Combustion (gas) turbines are key components of advanced systems designed for new electric power plants in the United States. With gas turbines, power plants will supply clean, increasingly fuel-efficient, and relatively low-cost energy.
Advanced turbine based cycles like Supercritical CO2-based power cycles have shown the potential for increased heat-to-electricity conversion efficiencies, high power density, and simplicity of operation compared to existing steam-based power cycles. The sCO2 power cycle utilizes small turbomachinery, is fuel- and/or heat-source neutral, and efficient.

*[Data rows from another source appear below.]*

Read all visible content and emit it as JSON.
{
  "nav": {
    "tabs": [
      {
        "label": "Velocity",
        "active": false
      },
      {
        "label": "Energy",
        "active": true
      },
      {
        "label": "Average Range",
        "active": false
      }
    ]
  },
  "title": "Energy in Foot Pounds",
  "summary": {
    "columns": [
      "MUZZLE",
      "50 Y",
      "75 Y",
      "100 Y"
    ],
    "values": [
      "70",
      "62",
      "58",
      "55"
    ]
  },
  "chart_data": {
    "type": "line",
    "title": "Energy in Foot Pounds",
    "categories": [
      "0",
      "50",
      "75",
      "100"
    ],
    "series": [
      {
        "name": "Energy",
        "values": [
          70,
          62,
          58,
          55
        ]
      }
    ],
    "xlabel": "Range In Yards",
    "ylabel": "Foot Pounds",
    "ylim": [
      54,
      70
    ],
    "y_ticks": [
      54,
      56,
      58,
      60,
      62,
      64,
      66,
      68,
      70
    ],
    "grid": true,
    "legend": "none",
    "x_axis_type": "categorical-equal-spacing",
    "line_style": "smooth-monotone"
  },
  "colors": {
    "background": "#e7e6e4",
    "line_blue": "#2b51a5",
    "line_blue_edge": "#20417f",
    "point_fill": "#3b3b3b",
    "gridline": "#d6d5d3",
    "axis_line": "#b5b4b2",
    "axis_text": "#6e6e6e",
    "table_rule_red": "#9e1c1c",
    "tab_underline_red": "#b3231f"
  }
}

The U.S. DOE continues its efforts to push the limits of turbine performance in response to the nation’s increasing power supply challenges by focusing on the underlying factors affecting combustion, aerodynamics/heat transfer, and materials for advanced turbines and turbine based power cycles. Temperature continues to be the barrier for increasing turbine efficiency. Research being pursued by the program will enable turbines to operate in excess of 3100°F, with low NOx emissions, increased power output, and efficiencies over 65%. Some of the technologies that will enable this transformational jump in capabilities include ceramic matrix composites (CMCs) for airfoils and combustion components, advanced low-NOx micro-mixer combustion system that can efficiently fire multiple fuels at different loads while keeping emissions low, and pressure gain combustion. Pressure gain combustion is an alternate form of combustion that increases pressure through the combustor compared to standard combustion techniques that result in a pressure loss. Integrating this technology into a combustion turbine could provide further performance increases.
Supercritical CO2 power cycles using advanced turbomachinery could offer efficiency and performance improvements for some fossil energy cycles. The turbines for these cycles are unique in that they will have high power density, lower peripheral speeds, high blade loading, and high shaft speeds, all of which will factor into the final turbine designs. The high pressure, relatively high temperature, uncertainty of the CO2 state near the critical point, and high power density create design challenges for the supercritical CO2 turbomachinery.